La lectura del “Diario de un urgenciólogo”, artículo de Sábado de “El Mercurio” (30 de mayo), en el cual el Dr. Augusto Araya relata lo que ha sido su vida profesional y personal durante las últimas semanas, es un testimonio contundente de la fuerza de una vocación médica sometida a una prueba extrema. Habla de alteridad, de empatía, de idealismo, de esfuerzo físico y mental, de dolor y angustia, sin usar ninguna de estas palabras. Me sacudió afectivamente y despertó las vivencias de una situación, en muchos aspectos análoga, de mi vida profesional como residente en el Hospital Roberto del Río, causada por brotes epidémicos de sarampión en los años 1967 y 1968.
Durante varias semanas, el Servicio de Urgencia estuvo trabajando al máximo, atendiendo niños graves provenientes de los campamentos y “tomas” del área norte de Santiago o de las zonas rurales de Colina, Lampa y Batuco. Algunas noches tuvimos más de 30 ingresos, la mayoría preescolares y lactantes mayores, casi todos con algún grado de desnutrición, un alto porcentaje de los hospitalizados tenía una insuficiencia respiratoria grave asociada a una bronconeumonía estafilocócica con derrame pleural y neumotórax secundario. Perforar el espacio intercostal, para pasar un catéter de drenaje y conectar una trampa de agua, en un niño que se retuerce, es algo muy estresante. Terminábamos esos turnos con el mismo cansancio trasnochado que describe el Dr. Araya y, al igual que él, junto con entregar el turno, frecuentemente, debíamos informar a los expectantes padres y abuelos el fallecimiento de un niño y llevarnos ese dolor a la casa.

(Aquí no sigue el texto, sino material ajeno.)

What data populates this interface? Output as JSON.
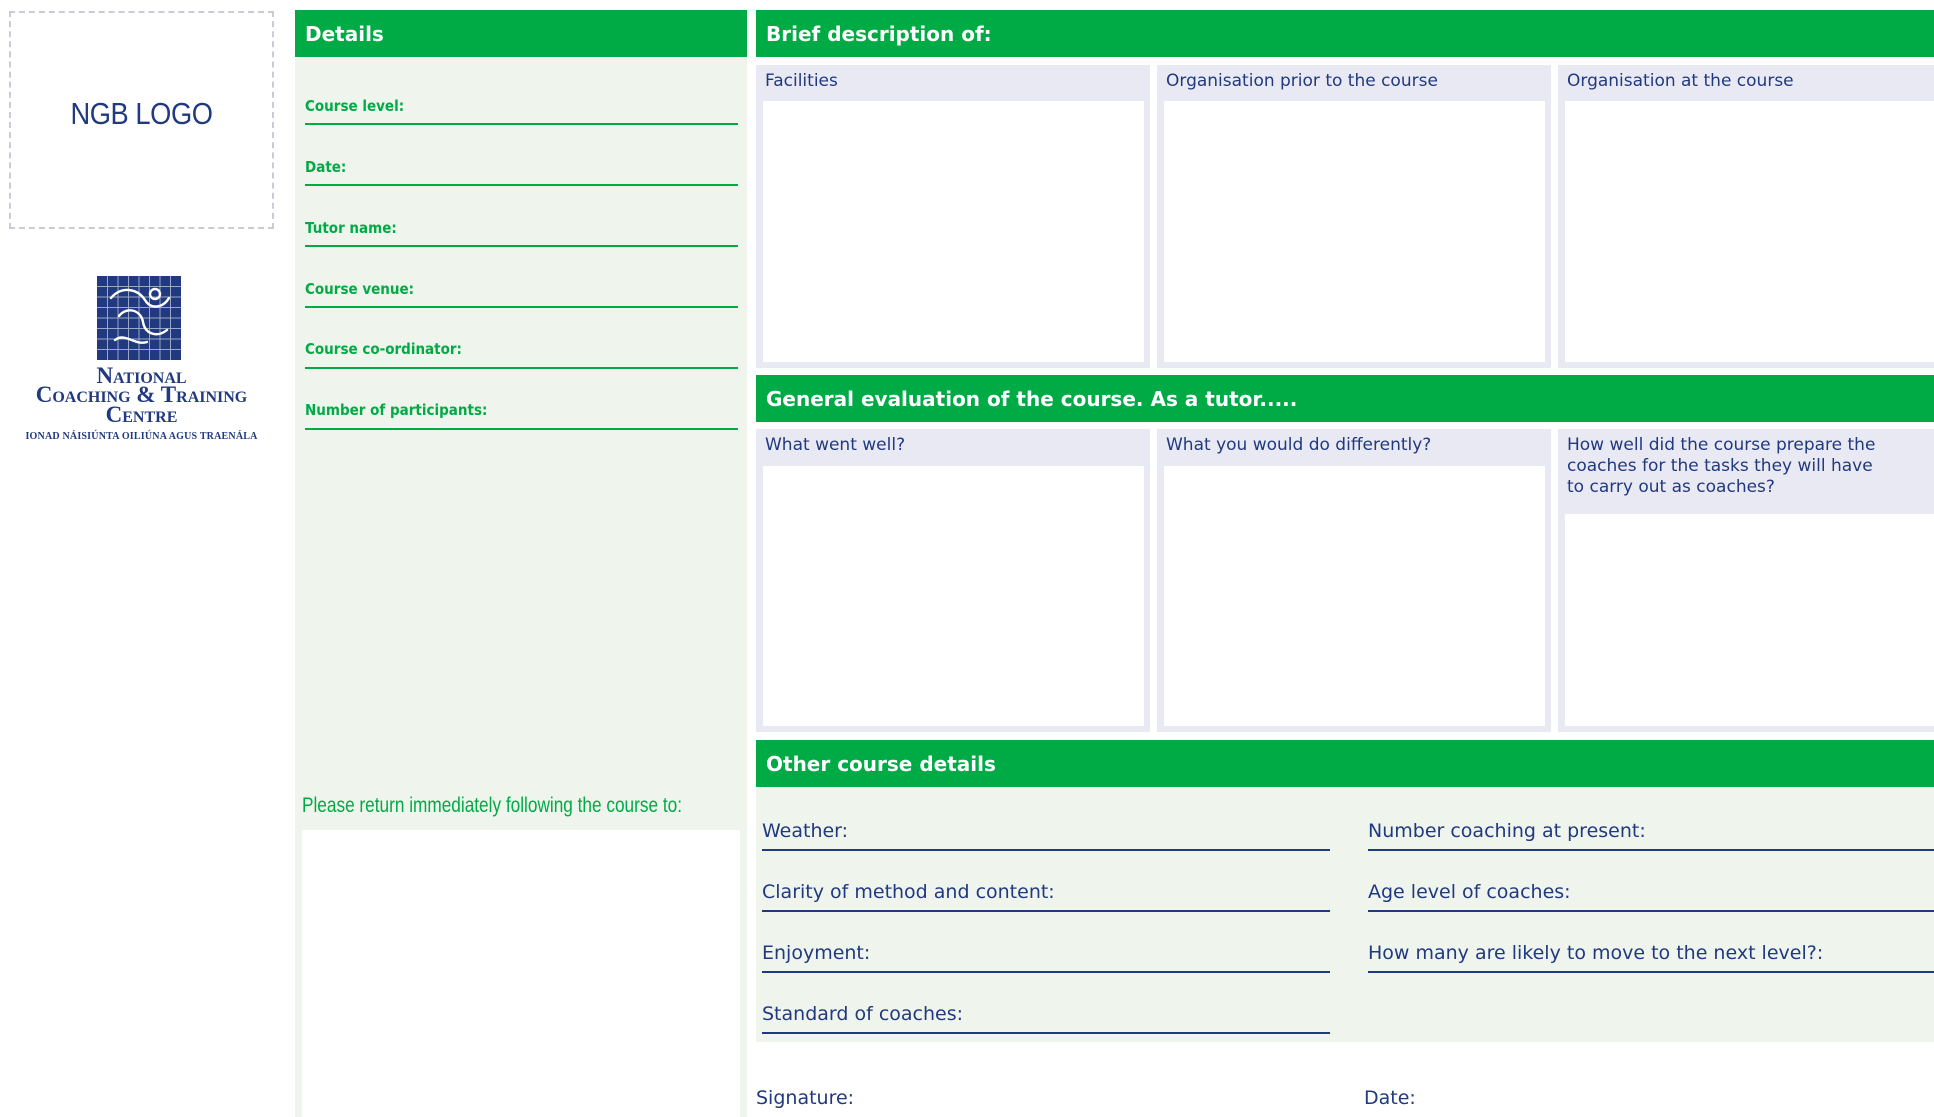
{
  "logo": {
    "ngb_placeholder": "NGB LOGO"
  },
  "nctc": {
    "line1": "National",
    "line2": "Coaching & Training",
    "line3": "Centre",
    "line4": "IONAD NÁISIÚNTA OILIÚNA AGUS TRAENÁLA",
    "brand_color": "#20397f"
  },
  "details": {
    "header": "Details",
    "fields": [
      "Course level:",
      "Date:",
      "Tutor name:",
      "Course venue:",
      "Course co-ordinator:",
      "Number of participants:"
    ],
    "return_note": "Please return immediately following the course to:"
  },
  "brief": {
    "header": "Brief description of:",
    "panels": [
      "Facilities",
      "Organisation prior to the course",
      "Organisation at the course"
    ]
  },
  "evaluation": {
    "header": "General evaluation of the course. As a tutor.....",
    "panels": [
      "What went well?",
      "What you would do differently?",
      "How well did the course prepare the coaches for the tasks they will have to carry out as coaches?"
    ]
  },
  "other": {
    "header": "Other course details",
    "left_fields": [
      "Weather:",
      "Clarity of method and content:",
      "Enjoyment:",
      "Standard of coaches:"
    ],
    "right_fields": [
      "Number coaching at present:",
      "Age level of coaches:",
      "How many are likely to move to the next level?:"
    ]
  },
  "footer": {
    "signature": "Signature:",
    "date": "Date:"
  },
  "colors": {
    "green": "#00ab46",
    "navy": "#20397f",
    "panel_grey": "#e9e9f3",
    "panel_green": "#eff5ed"
  }
}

Sin duda, son situaciones que, afortunadamente, ocurren a lo lejos, pero que con menor intensidad y dramatismo, a escala individual, hacen parte de la vida médica habitual: acoger a una persona enferma o que cree estarlo, entrar en su intimidad, intentar diagnosticar —lo que puede ser muy difícil— y proponer un tratamiento, cuando lo hay, o, en caso contrario, hacerse parte de un proceso de “bien morir”. Un trabajo arduo, difícil, de enorme responsabilidad y, por lo mismo, generador de desgaste emocional y, a la vez, apasionante. Como lo describe sabiamente uno de los aforismos hipocráticos: “El arte (el quehacer médico) es largo (de aprender), la vida es breve”. Es ese ethos común lo que otorga a la profesión médica su sello único y explica los sentimientos de camaradería y colegialidad que los une.
Obviamente, no todos son fieles a ese espíritu de alteridad y entrega desinteresada, pero la mayoría lo es y, en situaciones como las que estamos viviendo, lo demuestran. Ha sido así desde los inicios históricos de la medicina. A este respecto, es significativo el párrafo que Tucídides le dedica a la actuación de los médicos en la epidemia que asoló al Peloponeso, durante la guerra entre Atenas y Esparta: “Jamás se vio en parte alguna del mundo tan grande pestilencia, ni que tanta gente matase. Los médicos no acertaban el remedio, porque al principio desconocían la enfermedad, y muchos de ellos morían los primeros al visitar a los enfermos”.
La literatura abunda con relatos de ejemplos heroicos de abnegación por parte de los médicos y de todo el personal sanitario en tiempos de epidemias, guerras y catástrofes. Al repasar esta noble historia, es inevitable recordar los consejos de un médico a su hijo que quiere seguir su profesión, atribuidos a Esculapio: “Si tienes un alma bastante estoica para satisfacerse con el deber cumplido sin ilusiones; si te juzgas bien pagado con la dicha de una madre, con una cara que te sonríe porque ya no padece, o con la paz de un moribundo a quien ocultas la llegada de la muerte; si ansías conocer al hombre, penetrar todo lo trágico de su destino, ¡hazte médico, hijo mío!”.